A growing number of North American institutional investors are using listed and highly liquid equity derivatives for hedging and investing purposes.
This includes the practice of employing them as an alternative to "cash" equities in gaining exposure or taking positions, and as a means of minimizing equity trading costs. At the same time, institutional use of customized, structured, and hybrid derivative products is declining fast.
Greenwich Associates' 2005 Equity Derivatives research study reveals that a sizable number of North American institutions this year experimented for the first time with equity derivative "flow" products including single-stock listed/vanilla OTC options, listed/vanilla OTC index options, index futures, exchange traded funds, single-stock futures and equity swaps.
However, the research also shows a considerable year-to-year fall-off in the use of structured products such as customized OTC, securitized, and hybrid derivatives. Declines in usage appear across a wide range of products, including single-stock or basket-based instruments, fund-linked or index-based products, variance swaps (which increasingly are viewed as flow products), and dispersion trades.
"Our research provides some invaluable insights into how institutions are employing equity derivatives -- or in some cases ceasing to use them -- in order to get exposure more efficiently, more anonymously, with better tax advantage and greater leverage," says Greenwich Associates consultant Jay Bennett.

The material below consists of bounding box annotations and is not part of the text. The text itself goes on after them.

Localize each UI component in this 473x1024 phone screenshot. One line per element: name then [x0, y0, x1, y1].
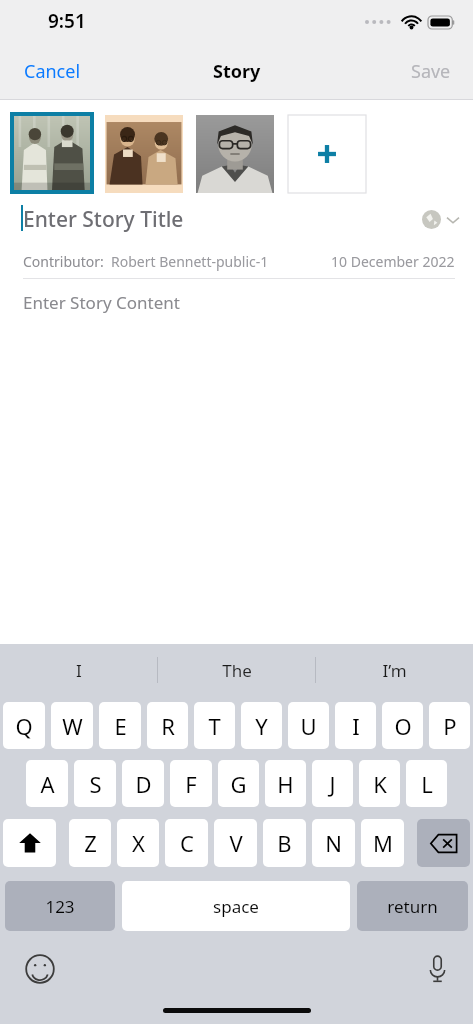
button[interactable]: A: [26, 760, 68, 807]
staticText: C: [180, 828, 194, 858]
staticText: I: [352, 711, 360, 741]
staticText: S: [89, 769, 102, 799]
button[interactable]: E: [99, 702, 141, 749]
button[interactable]: X: [117, 819, 159, 867]
button[interactable]: Save: [395, 49, 473, 94]
button[interactable]: Shift: [3, 819, 56, 867]
button[interactable]: Cancel: [0, 49, 97, 94]
staticText: I: [76, 659, 82, 682]
button[interactable]: Q: [3, 702, 45, 749]
button[interactable]: B: [263, 819, 306, 867]
button[interactable]: Y: [241, 702, 282, 749]
button[interactable]: U: [288, 702, 329, 749]
button[interactable]: J: [312, 760, 353, 807]
button[interactable]: D: [122, 760, 164, 807]
button[interactable]: H: [265, 760, 306, 807]
staticText: U: [300, 711, 317, 741]
staticText: Story: [213, 59, 261, 84]
staticText: T: [208, 711, 221, 741]
button[interactable]: W: [51, 702, 93, 749]
staticText: G: [230, 769, 247, 799]
staticText: Contributor:: [23, 252, 104, 271]
staticText: Save: [411, 59, 451, 84]
staticText: A: [40, 769, 55, 799]
staticText: W: [62, 711, 83, 741]
staticText: Robert Bennett-public-1: [111, 252, 269, 271]
button[interactable]: Photo 2: [105, 115, 183, 193]
button[interactable]: R: [147, 702, 188, 749]
staticText: R: [161, 711, 175, 741]
button[interactable]: I’m: [316, 644, 473, 696]
staticText: X: [132, 828, 145, 858]
button[interactable]: Z: [69, 819, 111, 867]
staticText: D: [135, 769, 152, 799]
button[interactable]: C: [165, 819, 208, 867]
button[interactable]: T: [194, 702, 235, 749]
button[interactable]: The: [158, 644, 315, 696]
button[interactable]: I: [335, 702, 376, 749]
staticText: P: [443, 711, 457, 741]
button[interactable]: Backspace: [417, 819, 470, 867]
button[interactable]: space: [122, 881, 350, 931]
staticText: 10 December 2022: [331, 252, 455, 271]
button[interactable]: V: [214, 819, 257, 867]
staticText: The: [222, 659, 252, 682]
staticText: H: [277, 769, 294, 799]
staticText: Enter Story Content: [23, 291, 180, 314]
button[interactable]: Dictation: [424, 950, 451, 988]
staticText: Z: [84, 828, 97, 858]
staticText: J: [329, 769, 336, 799]
button[interactable]: I: [0, 644, 157, 696]
button[interactable]: Photo 1 selected: [10, 112, 94, 194]
staticText: K: [373, 769, 387, 799]
staticText: O: [394, 711, 412, 741]
button[interactable]: Privacy: public: [411, 201, 473, 238]
button[interactable]: S: [74, 760, 116, 807]
button[interactable]: Add photo: [288, 115, 366, 193]
staticText: 9:51: [48, 8, 86, 34]
button[interactable]: Photo 3: [196, 115, 274, 193]
staticText: Q: [15, 711, 33, 741]
button[interactable]: M: [361, 819, 404, 867]
button[interactable]: K: [359, 760, 400, 807]
staticText: V: [229, 828, 243, 858]
staticText: F: [185, 769, 197, 799]
button[interactable]: O: [382, 702, 423, 749]
staticText: N: [325, 828, 342, 858]
button[interactable]: 123: [5, 881, 115, 931]
staticText: L: [421, 769, 433, 799]
staticText: space: [213, 895, 259, 918]
staticText: M: [373, 828, 393, 858]
staticText: 123: [45, 895, 75, 918]
staticText: Y: [255, 711, 268, 741]
button[interactable]: G: [218, 760, 259, 807]
staticText: Enter Story Title: [23, 205, 184, 234]
staticText: I’m: [382, 659, 407, 682]
button[interactable]: Emoji: [20, 949, 60, 989]
button[interactable]: L: [406, 760, 447, 807]
button[interactable]: return: [357, 881, 468, 931]
staticText: Cancel: [24, 59, 81, 84]
button[interactable]: N: [312, 819, 355, 867]
button[interactable]: P: [429, 702, 470, 749]
staticText: B: [277, 828, 292, 858]
staticText: E: [114, 711, 127, 741]
staticText: return: [387, 895, 438, 918]
button[interactable]: F: [170, 760, 212, 807]
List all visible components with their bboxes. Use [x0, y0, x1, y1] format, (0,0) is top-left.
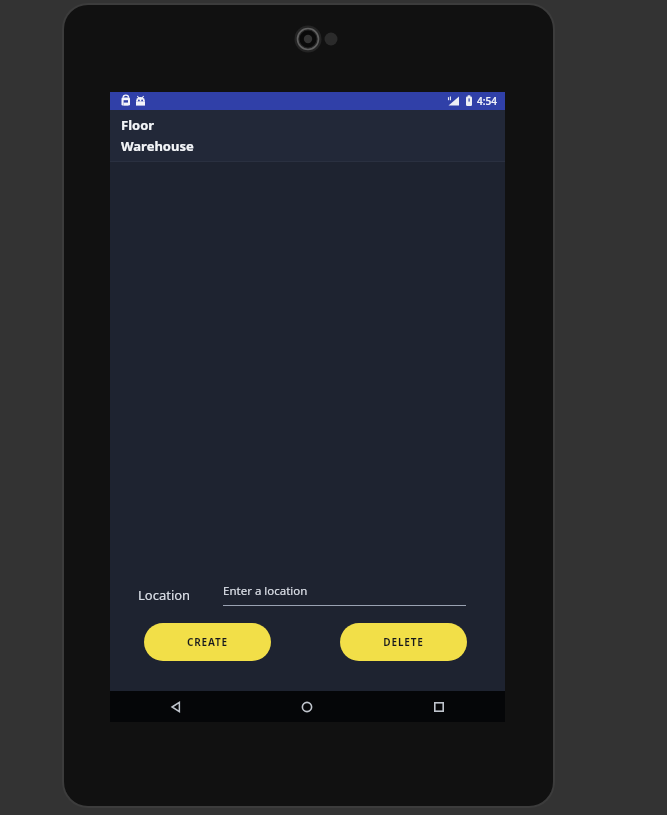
staticText: Warehouse: [121, 137, 194, 155]
staticText: Enter a location: [223, 583, 308, 599]
staticText: Location: [138, 586, 191, 604]
button[interactable]: Recent apps: [373, 691, 505, 722]
staticText: DELETE: [383, 635, 424, 649]
button[interactable]: Back: [110, 691, 241, 722]
button[interactable]: Home: [241, 691, 373, 722]
button[interactable]: Enter a location: [223, 583, 466, 606]
staticText: 4:54: [477, 94, 497, 108]
staticText: CREATE: [187, 635, 228, 649]
button[interactable]: DELETE: [340, 623, 467, 661]
staticText: Floor: [121, 116, 155, 134]
button[interactable]: CREATE: [144, 623, 271, 661]
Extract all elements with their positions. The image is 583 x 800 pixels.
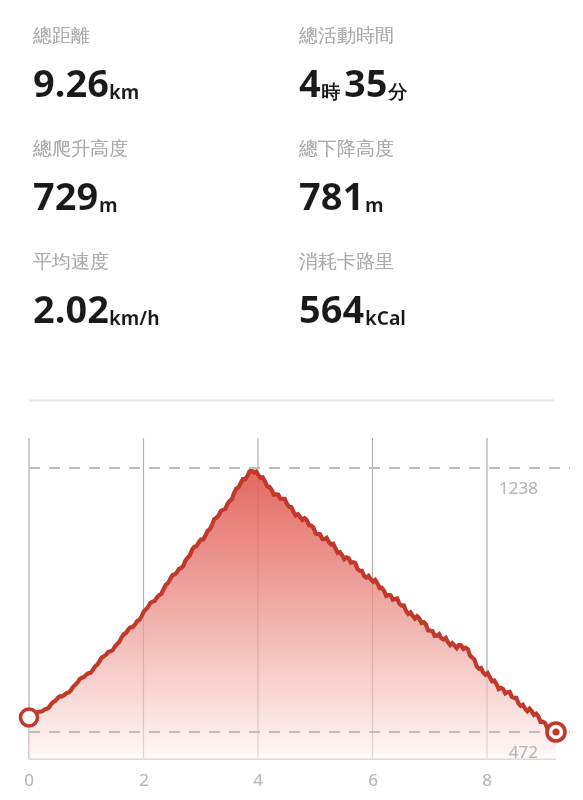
staticText: 4 [238,768,278,791]
staticText: 35 [344,56,388,108]
staticText: 分 [388,81,407,105]
staticText: kCal [365,305,407,331]
staticText: 總下降高度 [299,137,394,161]
staticText: 729 [33,169,99,221]
button[interactable]: 總活動時間 [299,24,407,108]
staticText: 時 [321,81,340,105]
staticText: m [365,192,384,218]
button[interactable]: Elevation profile chart [0,400,583,800]
staticText: 781 [299,169,365,221]
staticText: 8 [467,768,507,791]
staticText: 2.02 [33,282,109,334]
staticText: 9.26 [33,56,109,108]
staticText: 6 [353,768,393,791]
staticText: 4 [299,56,321,108]
staticText: 總距離 [33,24,90,48]
staticText: 564 [299,282,365,334]
staticText: 消耗卡路里 [299,250,394,274]
staticText: km [109,79,140,105]
staticText: 472 [466,740,538,763]
staticText: 0 [9,768,49,791]
staticText: 2 [124,768,164,791]
staticText: 1238 [466,476,538,499]
staticText: km/h [109,305,160,331]
staticText: 總活動時間 [299,24,394,48]
button[interactable]: 總爬升高度 [33,137,128,221]
staticText: 平均速度 [33,250,109,274]
staticText: 總爬升高度 [33,137,128,161]
button[interactable]: 總下降高度 [299,137,394,221]
staticText: m [99,192,118,218]
button[interactable]: 平均速度 [33,250,160,334]
button[interactable]: 消耗卡路里 [299,250,407,334]
button[interactable]: 總距離 [33,24,140,108]
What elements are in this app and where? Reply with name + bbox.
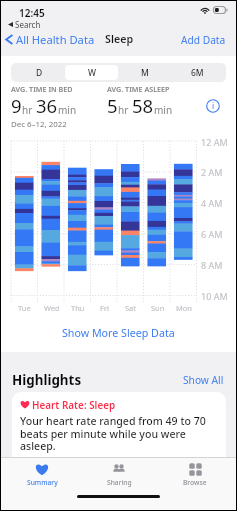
staticText: 2 AM <box>201 166 223 178</box>
staticText: min <box>154 103 173 117</box>
staticText: Search <box>15 19 41 30</box>
staticText: AVG. TIME ASLEEP <box>107 84 170 94</box>
staticText: hr <box>118 103 129 117</box>
button[interactable]: Show More Sleep Data <box>1 323 236 343</box>
staticText: All Health Data <box>16 32 95 47</box>
button[interactable]: W <box>65 65 118 80</box>
staticText: 58 <box>132 93 154 118</box>
button[interactable]: D <box>13 65 65 80</box>
staticText: D <box>36 67 43 79</box>
button[interactable]: Add Data <box>180 30 227 50</box>
staticText: Sleep <box>105 32 134 47</box>
staticText: Mon <box>176 303 192 313</box>
staticText: Sharing <box>107 478 132 487</box>
staticText: Sat <box>125 303 137 313</box>
button[interactable]: Heart Rate: Sleep <box>12 392 226 497</box>
button[interactable]: M <box>118 65 171 80</box>
staticText: Add Data <box>181 33 226 47</box>
button[interactable]: Summary <box>7 458 77 491</box>
staticText: Summary <box>27 478 58 487</box>
staticText: Wed <box>44 303 60 313</box>
staticText: Your heart rate ranged from 49 to 70 bea… <box>20 414 214 453</box>
staticText: AVG. TIME IN BED <box>11 84 73 94</box>
staticText: Heart Rate: Sleep <box>32 398 116 411</box>
staticText: 6M <box>191 67 204 79</box>
staticText: 9 <box>11 93 22 118</box>
staticText: 4 AM <box>201 197 223 209</box>
staticText: W <box>88 67 96 79</box>
staticText: 36 <box>36 93 58 118</box>
button[interactable]: Sharing <box>84 458 154 491</box>
staticText: 8 AM <box>201 259 223 271</box>
staticText: Show All <box>183 373 224 387</box>
button[interactable]: Info <box>206 99 220 113</box>
staticText: 6 AM <box>201 228 223 240</box>
staticText: Show More Sleep Data <box>62 326 175 341</box>
staticText: hr <box>22 103 33 117</box>
staticText: M <box>141 67 149 79</box>
staticText: Highlights <box>12 371 82 389</box>
staticText: Thu <box>71 303 85 313</box>
button[interactable]: Browse <box>160 458 230 491</box>
staticText: Fri <box>100 303 109 313</box>
staticText: 12 AM <box>201 136 228 148</box>
staticText: min <box>58 103 77 117</box>
button[interactable]: Show All <box>181 371 226 389</box>
staticText: 12:45 <box>19 6 45 20</box>
staticText: Tue <box>18 303 31 313</box>
staticText: Dec 6–12, 2022 <box>11 119 67 130</box>
button[interactable]: 6M <box>171 65 224 80</box>
staticText: Browse <box>183 478 207 487</box>
staticText: 5 <box>107 93 118 118</box>
button[interactable]: All Health Data <box>4 29 96 50</box>
staticText: 10 AM <box>201 290 228 302</box>
staticText: i <box>212 100 215 112</box>
staticText: Sun <box>151 303 165 313</box>
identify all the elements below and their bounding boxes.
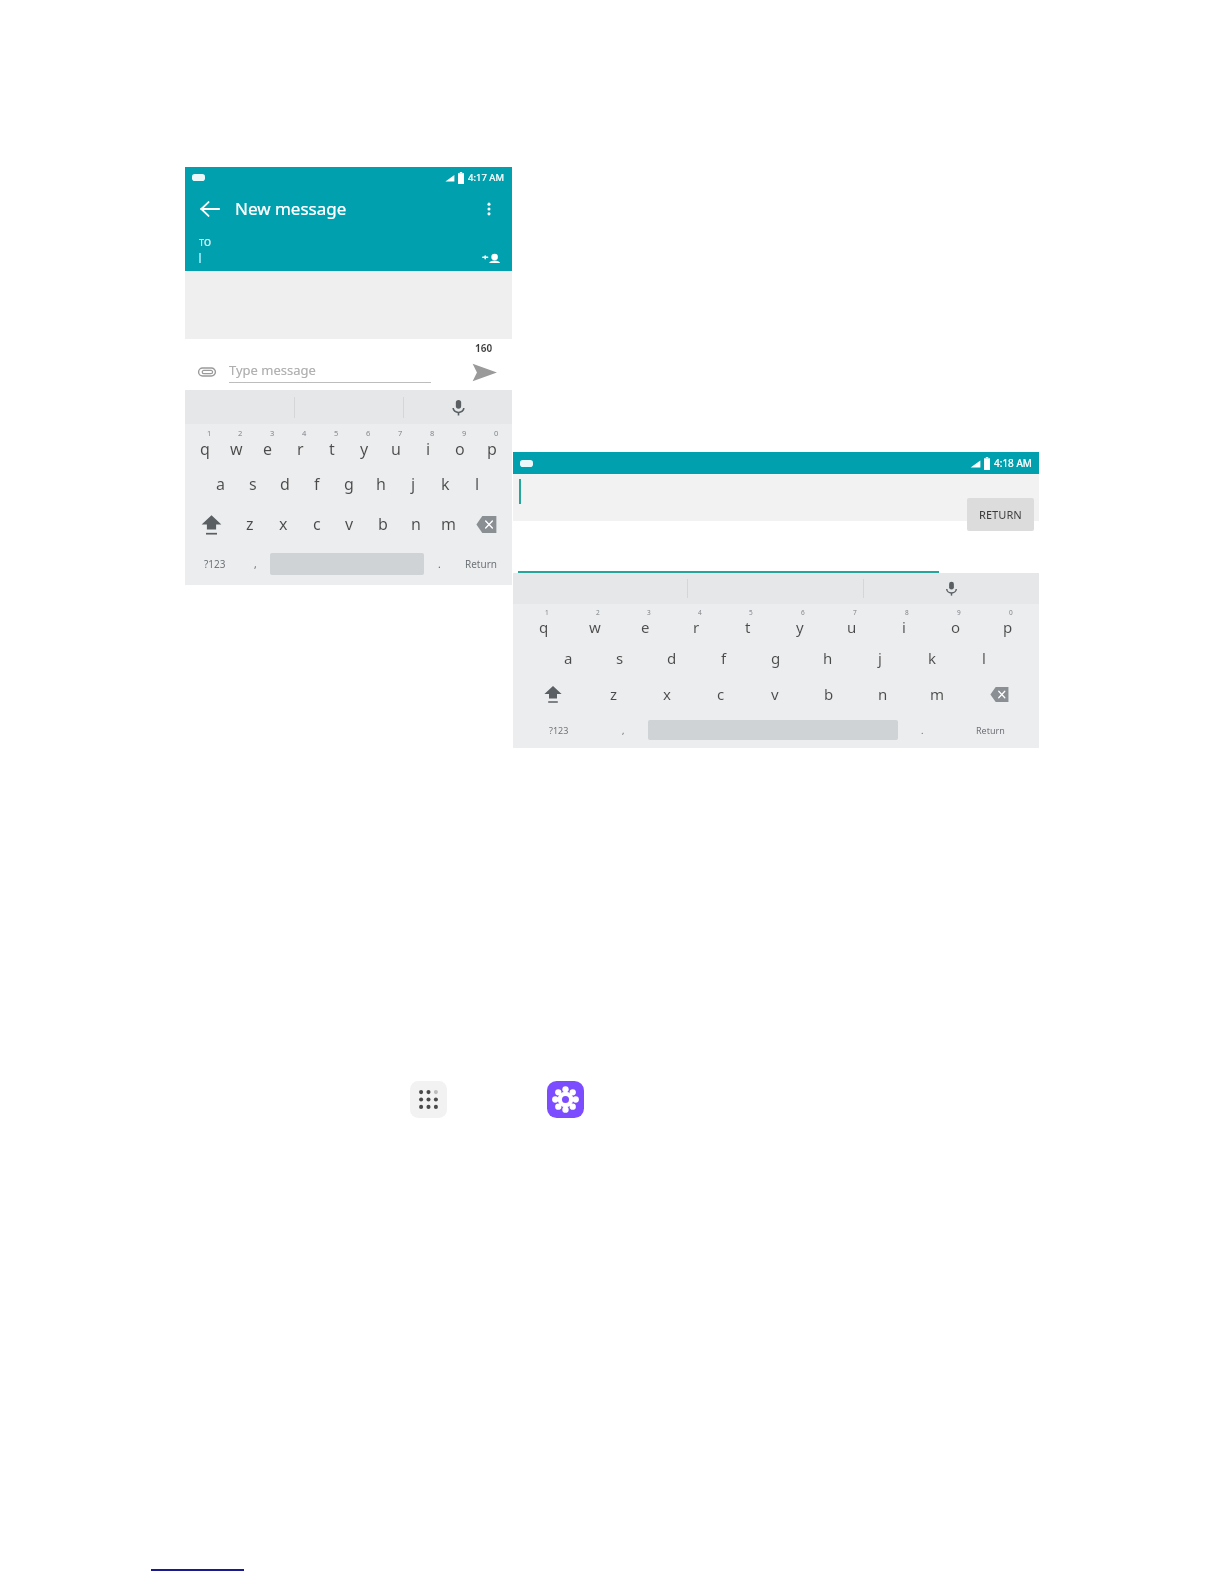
button[interactable]: x (640, 676, 694, 712)
staticText: 6 (366, 428, 371, 438)
button[interactable]: , (240, 544, 270, 584)
staticText: 160 (475, 341, 493, 355)
button[interactable]: Type message (229, 361, 470, 383)
button[interactable]: ?123 (518, 712, 599, 748)
button[interactable]: Return (947, 712, 1034, 748)
button[interactable]: x (267, 504, 300, 544)
button[interactable]: 1 (518, 604, 569, 640)
button[interactable]: a (542, 640, 594, 676)
button[interactable]: c (300, 504, 333, 544)
button[interactable]: Back (196, 195, 224, 223)
staticText: p (1003, 617, 1013, 637)
button[interactable]: More options (476, 196, 501, 221)
button[interactable]: ?123 (189, 544, 240, 584)
button[interactable]: 5 (316, 424, 348, 464)
button[interactable]: 1 (189, 424, 220, 464)
button[interactable]: g (333, 464, 365, 504)
staticText: p (487, 438, 497, 460)
staticText: t (745, 617, 751, 637)
button[interactable]: . (424, 544, 454, 584)
button[interactable]: 4 (284, 424, 316, 464)
button[interactable]: j (854, 640, 906, 676)
button[interactable]: z (587, 676, 640, 712)
staticText: g (344, 473, 354, 495)
button[interactable]: 3 (620, 604, 671, 640)
button[interactable]: 7 (380, 424, 412, 464)
button[interactable]: Voice input (404, 390, 512, 424)
button[interactable]: n (856, 676, 910, 712)
button[interactable]: 8 (878, 604, 930, 640)
button[interactable]: 9 (444, 424, 476, 464)
button[interactable]: l (958, 640, 1010, 676)
button[interactable]: Apps (410, 1081, 447, 1118)
button[interactable]: 7 (826, 604, 878, 640)
button[interactable]: 8 (412, 424, 444, 464)
button[interactable]: RETURN (967, 498, 1034, 531)
button[interactable]: h (365, 464, 397, 504)
button[interactable]: Voice input (441, 390, 475, 424)
button[interactable]: Voice input (864, 573, 1039, 604)
button[interactable]: Return (454, 544, 508, 584)
button[interactable]: 6 (774, 604, 826, 640)
button[interactable]: d (269, 464, 301, 504)
button[interactable]: v (748, 676, 802, 712)
staticText: l (982, 648, 986, 668)
button[interactable]: 4 (671, 604, 722, 640)
button[interactable]: 0 (982, 604, 1034, 640)
button[interactable]: k (906, 640, 958, 676)
button[interactable]: 2 (569, 604, 620, 640)
button[interactable]: s (594, 640, 646, 676)
button[interactable]: c (694, 676, 748, 712)
staticText: 4 (302, 428, 307, 438)
button[interactable]: f (698, 640, 750, 676)
button[interactable]: 2 (220, 424, 252, 464)
button[interactable]: 5 (722, 604, 774, 640)
staticText: 9 (462, 428, 467, 438)
button[interactable]: Voice input (936, 573, 967, 604)
button[interactable]: Shift (518, 676, 587, 712)
button[interactable]: j (397, 464, 429, 504)
button[interactable]: 6 (348, 424, 380, 464)
button[interactable]: 3 (252, 424, 284, 464)
button[interactable] (513, 521, 1039, 573)
staticText: x (663, 684, 671, 704)
staticText: q (200, 438, 210, 460)
button[interactable]: m (432, 504, 465, 544)
button[interactable]: Backspace (465, 504, 508, 544)
button[interactable]: k (429, 464, 461, 504)
button[interactable]: h (802, 640, 854, 676)
button[interactable]: g (750, 640, 802, 676)
button[interactable]: a (204, 464, 237, 504)
button[interactable]: z (233, 504, 267, 544)
button[interactable]: n (399, 504, 432, 544)
button[interactable] (513, 474, 1039, 521)
staticText: w (589, 617, 601, 637)
staticText: c (313, 513, 321, 535)
button[interactable]: m (910, 676, 964, 712)
button[interactable]: 0 (476, 424, 508, 464)
staticText: f (314, 473, 320, 495)
button[interactable]: Settings (547, 1081, 584, 1118)
button[interactable]: f (301, 464, 333, 504)
button[interactable]: Backspace (964, 676, 1034, 712)
button[interactable]: Add contact (481, 253, 502, 265)
button[interactable]: Send (470, 358, 499, 387)
button[interactable]: Shift (189, 504, 233, 544)
button[interactable]: Attach (195, 360, 219, 384)
button[interactable]: v (333, 504, 366, 544)
button[interactable]: b (366, 504, 399, 544)
button[interactable]: l (461, 464, 493, 504)
button[interactable]: s (237, 464, 269, 504)
button[interactable]: d (646, 640, 698, 676)
button[interactable]: 9 (930, 604, 982, 640)
button[interactable]: b (802, 676, 856, 712)
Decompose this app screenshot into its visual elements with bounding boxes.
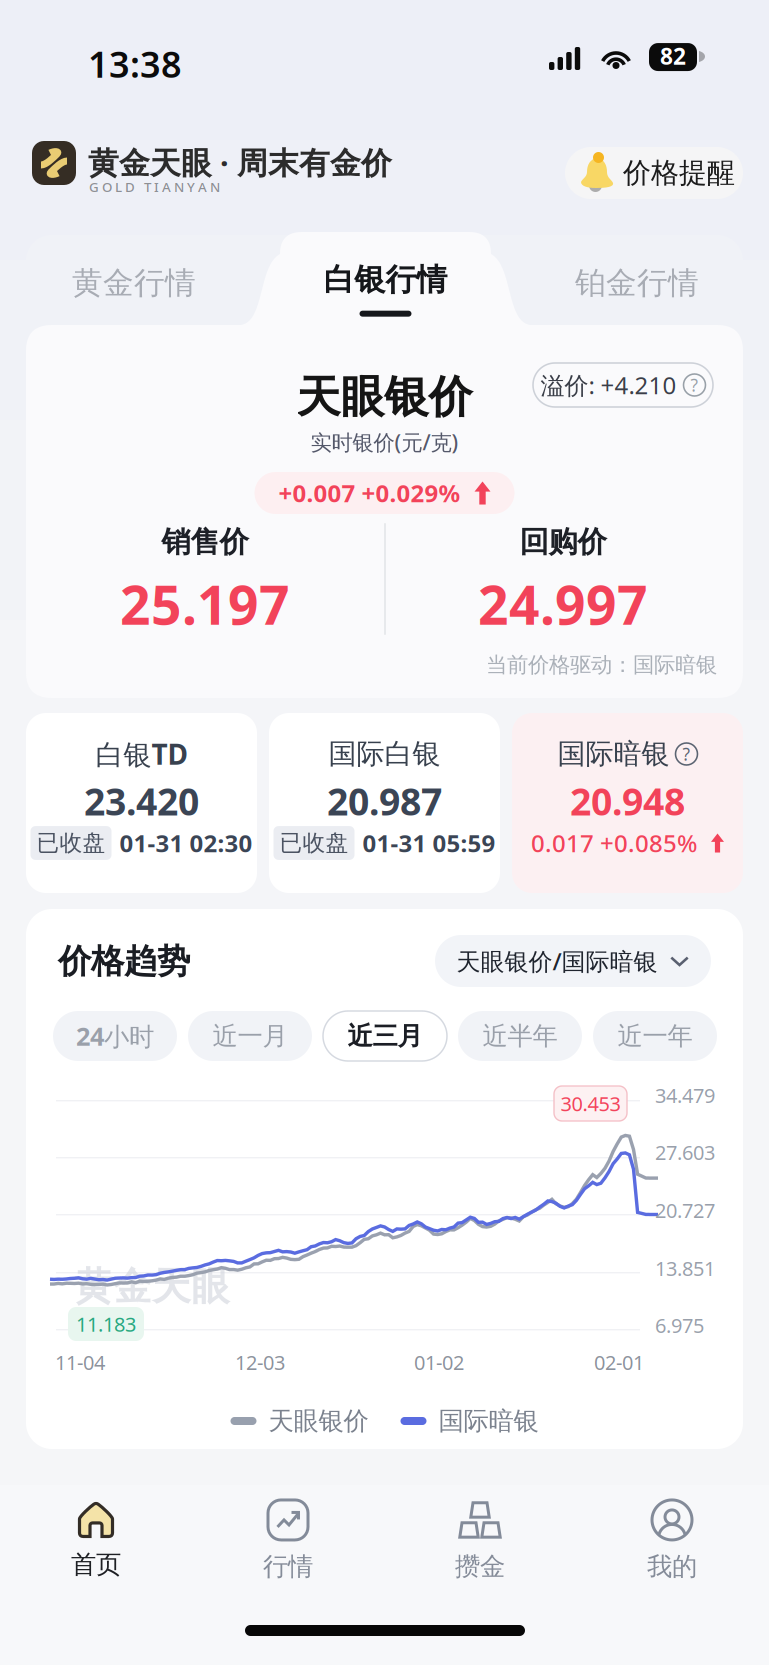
staticText: 13.851: [655, 1255, 715, 1282]
button[interactable]: 攒金: [384, 1485, 576, 1595]
staticText: 行情: [263, 1551, 313, 1582]
staticText: 销售价: [162, 524, 248, 560]
staticText: 回购价: [520, 524, 606, 560]
staticText: 已收盘: [36, 829, 106, 857]
staticText: 11.183: [76, 1311, 136, 1337]
staticText: 34.479: [655, 1082, 715, 1109]
staticText: 近一月: [212, 1020, 288, 1052]
button[interactable]: 首页: [0, 1485, 192, 1595]
button[interactable]: 价格提醒: [565, 147, 743, 199]
button[interactable]: 天眼银价/国际暗银: [435, 935, 711, 987]
staticText: ?: [682, 742, 690, 766]
staticText: 价格趋势: [58, 941, 190, 982]
staticText: 24小时: [76, 1019, 154, 1053]
staticText: 近一年: [618, 1020, 692, 1052]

ED "Flow" Products: The Cash Alternative
An increasing number of North American institutions are employing equity derivatives to implement a wide variety of investment strategies. For example, the proportion of institutions using single-stock listed/vanilla OTC options has risen from 68 per cent in 2003 to 76 per cent in 2005. Over the same period, the share of institutional investors using listed/vanilla OTC index options has risen from 59 per cent to 63per cent, and the proportion using index futures rose from 55 per cent to 58 per cent. Exchange-traded funds (ETFs), which were used by only 57 per cent of institutions in 2003, are now used by two-thirds.
"The rising employment of equity derivatives in such strategies as actively managed long-only equity, passive equity index, and simple price speculation, suggests that a rising number of institutions are using equity derivative instruments as substitutes for 'cash' equity trading," says Greenwich Associates consultant John Colon.
Fellow consultant John Feng adds: "From the standpoint of these equity professionals, equity derivatives offer two other benefits: anonymity and leverage -- although the amount of the latter obviously varies from institution to institution and from broker to broker."
Declining enthusiasm for structured derivatives
In sharp contrast to the situation in flow equity derivatives, Greenwich Associates' research demonstrates that the numbers and proportions of North American institutional investors using customized, structured, and hybrid derivative products is declining sharply.
In 2004, Greenwich interviewed 107 institutions identified as substantial users of equity derivatives. Half of these were using structured products such as customized OTC, securitized, and hybrid derivatives. This year, the firm interviewed 104 equity derivatives users and only 30per cent are using these structured products, with the remainder reporting use of flow equity derivatives only.
The slowdown in the US stands in stark contrast to the situation in Europe. While North American institutions are cutting back on their use of customized OTC, securitized, and hybrid derivatives, their counterparts in Europe have greatly expanded their presence in structured products. The proportion of European institutions using them increased from 70 per cent in 2004 to 85 per cent this year.
"The fundamental difference between the European and US markets is that, in Europe, institutions are on-selling these structured equity derivative products to high-net-worth and other retail clients," explains Feng. "Less than 5 per cent of institutions in North America have adopted this practice."